Here is what we know right now about Florence’s track timing. All of this is subject to change slightly, so check back for updates.
– Timing: The peak coastal impacts from Florence are expected late Thursday into early Friday. Tropical-storm-force winds may arrive as soon as late Wednesday night, but most certainly by Thursday morning or midday along the southeastern U.S. coast in the general area of the forecast path. Impacts from Florence, particularly heavy rain, may continue into this weekend or early next week if it stalls out for a time, as suggested by forecast guidance.
– Locations Potentially Affected: Areas from the Carolinas to southern Virginia are at greatest risk for major impacts from Florence. Locations farther south, such as Georgia, and farther north into the mid-Atlantic should also monitor Florence for any forecast changes.
Potential U.S. Impacts
– Storm-Surge Impact: A destructive storm surge will accompany the eye coming ashore Thursday. It will be highest to the north or northeast of where the center comes ashore. Large, battering waves will ride atop this surge. All evacuation orders from local officials should be followed because of this dangerous threat. Significant beach erosion is also likely on the southeastern U.S. coast.

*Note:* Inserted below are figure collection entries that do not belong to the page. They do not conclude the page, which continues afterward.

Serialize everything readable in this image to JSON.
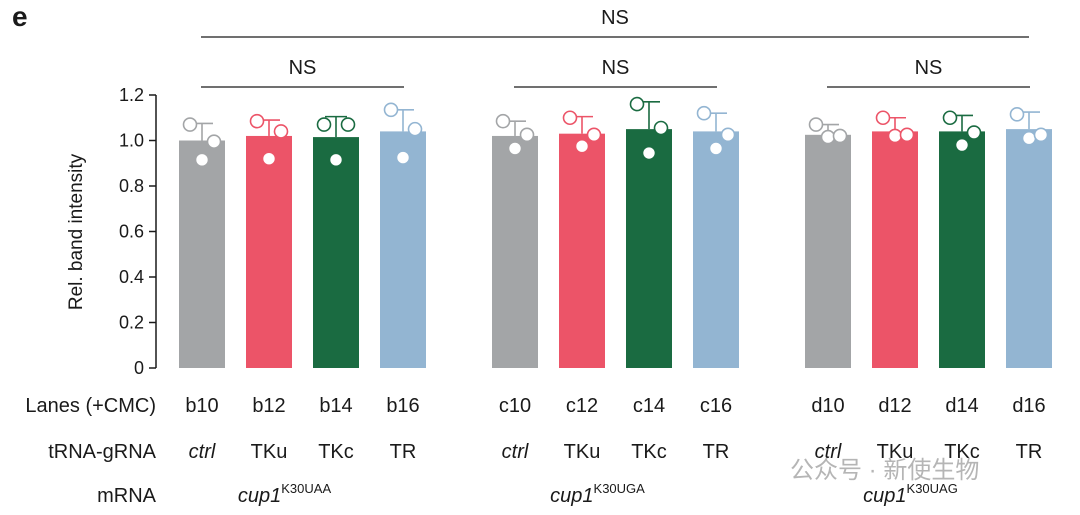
{
  "panel_label": "e",
  "row_labels": {
    "lanes": "Lanes (+CMC)",
    "trna": "tRNA-gRNA",
    "mrna": "mRNA"
  },
  "watermark": "公众号 · 新使生物",
  "colors": {
    "ctrl": "#a3a5a7",
    "TKu": "#ec5468",
    "TKc": "#1a6b41",
    "TR": "#93b5d2"
  },
  "chart_data": {
    "type": "bar",
    "title": "",
    "ylabel": "Rel. band intensity",
    "ylim": [
      0,
      1.2
    ],
    "yticks": [
      "0",
      "0.2",
      "0.4",
      "0.6",
      "0.8",
      "1.0",
      "1.2"
    ],
    "grid": false,
    "legend": "none",
    "groups": [
      {
        "mrna": "cup1",
        "mrna_sup": "K30UAA",
        "significance": "NS",
        "bars": [
          {
            "lane": "b10",
            "trna": "ctrl",
            "color_key": "ctrl",
            "value": 1.0,
            "error": 0.075,
            "points": [
              1.07,
              0.915,
              0.995
            ]
          },
          {
            "lane": "b12",
            "trna": "TKu",
            "color_key": "TKu",
            "value": 1.02,
            "error": 0.07,
            "points": [
              1.085,
              0.92,
              1.04
            ]
          },
          {
            "lane": "b14",
            "trna": "TKc",
            "color_key": "TKc",
            "value": 1.015,
            "error": 0.09,
            "points": [
              1.07,
              0.915,
              1.07
            ]
          },
          {
            "lane": "b16",
            "trna": "TR",
            "color_key": "TR",
            "value": 1.04,
            "error": 0.095,
            "points": [
              1.135,
              0.925,
              1.05
            ]
          }
        ]
      },
      {
        "mrna": "cup1",
        "mrna_sup": "K30UGA",
        "significance": "NS",
        "bars": [
          {
            "lane": "c10",
            "trna": "ctrl",
            "color_key": "ctrl",
            "value": 1.02,
            "error": 0.065,
            "points": [
              1.085,
              0.965,
              1.025
            ]
          },
          {
            "lane": "c12",
            "trna": "TKu",
            "color_key": "TKu",
            "value": 1.03,
            "error": 0.075,
            "points": [
              1.1,
              0.975,
              1.025
            ]
          },
          {
            "lane": "c14",
            "trna": "TKc",
            "color_key": "TKc",
            "value": 1.05,
            "error": 0.12,
            "points": [
              1.16,
              0.945,
              1.055
            ]
          },
          {
            "lane": "c16",
            "trna": "TR",
            "color_key": "TR",
            "value": 1.04,
            "error": 0.08,
            "points": [
              1.12,
              0.965,
              1.025
            ]
          }
        ]
      },
      {
        "mrna": "cup1",
        "mrna_sup": "K30UAG",
        "significance": "NS",
        "bars": [
          {
            "lane": "d10",
            "trna": "ctrl",
            "color_key": "ctrl",
            "value": 1.025,
            "error": 0.045,
            "points": [
              1.07,
              1.015,
              1.02
            ]
          },
          {
            "lane": "d12",
            "trna": "TKu",
            "color_key": "TKu",
            "value": 1.04,
            "error": 0.06,
            "points": [
              1.1,
              1.02,
              1.025
            ]
          },
          {
            "lane": "d14",
            "trna": "TKc",
            "color_key": "TKc",
            "value": 1.04,
            "error": 0.07,
            "points": [
              1.1,
              0.98,
              1.035
            ]
          },
          {
            "lane": "d16",
            "trna": "TR",
            "color_key": "TR",
            "value": 1.05,
            "error": 0.075,
            "points": [
              1.115,
              1.01,
              1.025
            ]
          }
        ]
      }
    ],
    "overall_significance": "NS"
  }
}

Storm Surge Watches/Warnings
Here are the latest storm surge inundation forecasts from the National Hurricane Center, if the eye of Florence arrives at high tide:
– Edisto Beach to Murrells Inlet, South Carolina: 2 to 4 feet
– Murrells Inlet, South Carolina to Cape Fear, North Carolina: 4 to 6 feet
– Cape Fear to Cape Lookout, North Carolina, including the Neuse and Pamlico River: 6 to 12 feet
– Cape Lookout to Ocracoke Inlet, North Carolina: 5 to 8 feet
– Ocracoke Inlet to the North Carolina – Virginia border: 3 to 5 feet
Storm Surge Forecast
(From the National Hurricane Center)
– Wind Impact: Tropical storm force winds may arrive in the watch area by Thursday morning. Hurricane conditions may arrive by late Thursday or Thursday night. Numerous downed trees and long-lasting power outages could occur near and inland from where the center of Florence strikes. This threat of tree damage and power outages may also extend across Florence’s larger swath of tropical-storm-force winds. Structural damage to homes and buildings is possible, particularly where the core of any hurricane-force winds moves through.